Key Takeaways
In a rare collaboration, federal regulators have joined forces with their private sector counterparts to tackle the pig butchering epidemic, a crypto investment ruse that has duped countless victims into surrendering millions.
Pig butchering scams involve luring targets into sham investment schemes on social media and promising lucrative returns before vanishing with the proceeds, leaving devastated victims in its wake.
The Commodity Futures Trading Commission (CFTC) has partnered with a coalition of regulators, including the American Bankers Association (ABA) Foundation, the Securities and Exchange Commission (SEC), the Financial Industry Regulatory Authority (FINRA), and the North American Securities Administrators Association (NASAA) to combat the rising tide of pig butchering scams.

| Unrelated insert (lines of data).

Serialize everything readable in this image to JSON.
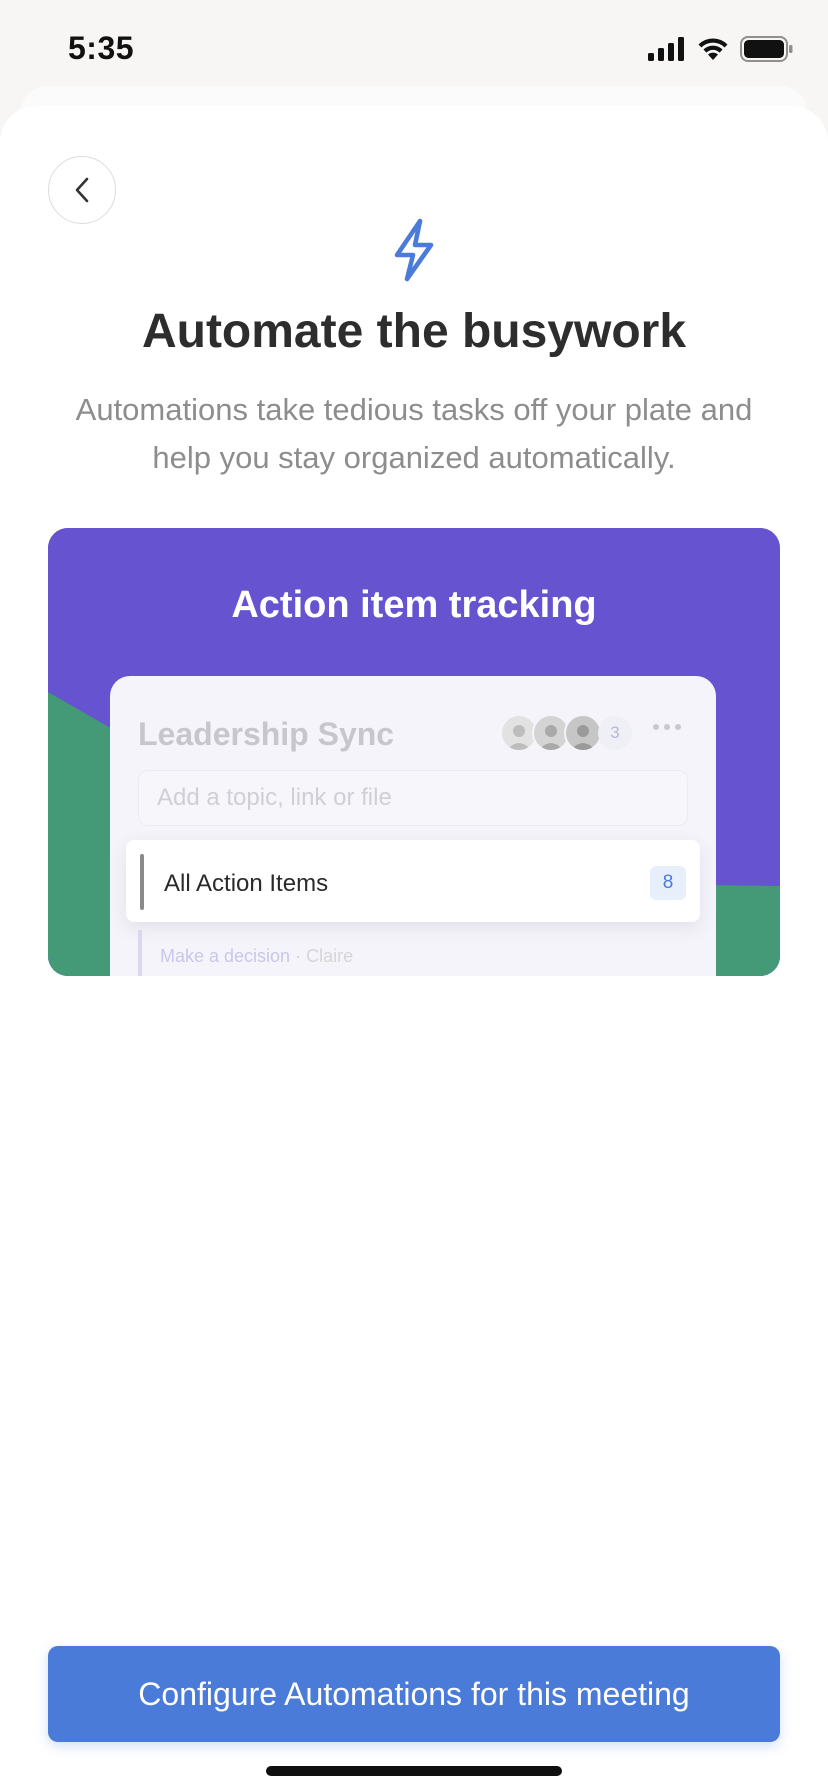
{
  "status_bar": {
    "time": "5:35"
  },
  "header": {
    "title": "Automate the busywork",
    "subtitle": "Automations take tedious tasks off your plate and help you stay organized automatically."
  },
  "feature_card": {
    "title": "Action item tracking",
    "colors": {
      "background": "#6553cf",
      "accent": "#449977"
    },
    "mock": {
      "meeting_title": "Leadership Sync",
      "attendee_overflow": "3",
      "topic_placeholder": "Add a topic, link or file",
      "action_row": {
        "label": "All Action Items",
        "count": "8"
      },
      "sub_item": {
        "text": "Make a decision",
        "separator": " · ",
        "person": "Claire"
      }
    }
  },
  "cta": {
    "label": "Configure Automations for this meeting",
    "color": "#4a7bd9"
  },
  "icons": {
    "back": "chevron-left-icon",
    "feature": "lightning-bolt-icon",
    "more": "more-horizontal-icon"
  }
}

As part of the collaborative effort, the CFTC’s Office of Customer Education and Outreach (OCEO) has distributed an infographic designed to empower consumers with the knowledge to identify and avoid these complex schemes.
The infographic illustrates how scammers target victims, groom them to build trust, and how the scam ends. It also includes steps for customers to follow if they have been victims of such a scam.
OCEO Director Melanie Devo said that the multi-agency collaboration helps spread the CFTC’s customer education message and hopefully reaches people before they get scammed.
“These partnerships focus on a relationship confidence fraud the perpetrators commonly refer to as ‘pig butchering,’ estimated to cost Americans billions yearly,” he added.
The CFTC is urging the public to remain vigilant and exercise caution when receiving unsolicited messages or investment opportunities from unknown senders. By working together, regulators hope to stem the tide of these devastating scams and protect investors from financial loss.
The adversity and danger posed by pig butchering scams are evident from the regulatory urgency among top American regulators.
As the CFTC chief noted, the rise in these kinds of scams has cost American investors billions of dollars.
According to an FBI report, losses from cryptocurrency investment scams increased from $3 billion in 2022 to $4.5 billion in 2023. The federal agency received over 18,000 complaints about crypto investment scams, which include pig butchering, in the first half of 2024, resulting in losses exceeding $1.9 billion.
Researchers at Texas University believe the FBI’s released data on losses are conservative figures that only account for reported cases. The researchers believe the crypto industry has lost over $75 billion to pig butchering scams in the last four years.
Some of the most prominent crypto butchering scams with millions of dollars in losses came in 2023, when Shan Hanes, CEO of Heartland Tri-State Bank, lost $47 million in a pig butchering scam. The bank’s loss spiraled out of control, leading to its collapse, and Hanes was jailed for 20 years for his mistake.
Another case, and probably the most chilling one, came in March earlier this year when an 82-year-old took his own life after losing life savings to a pig butchering scam.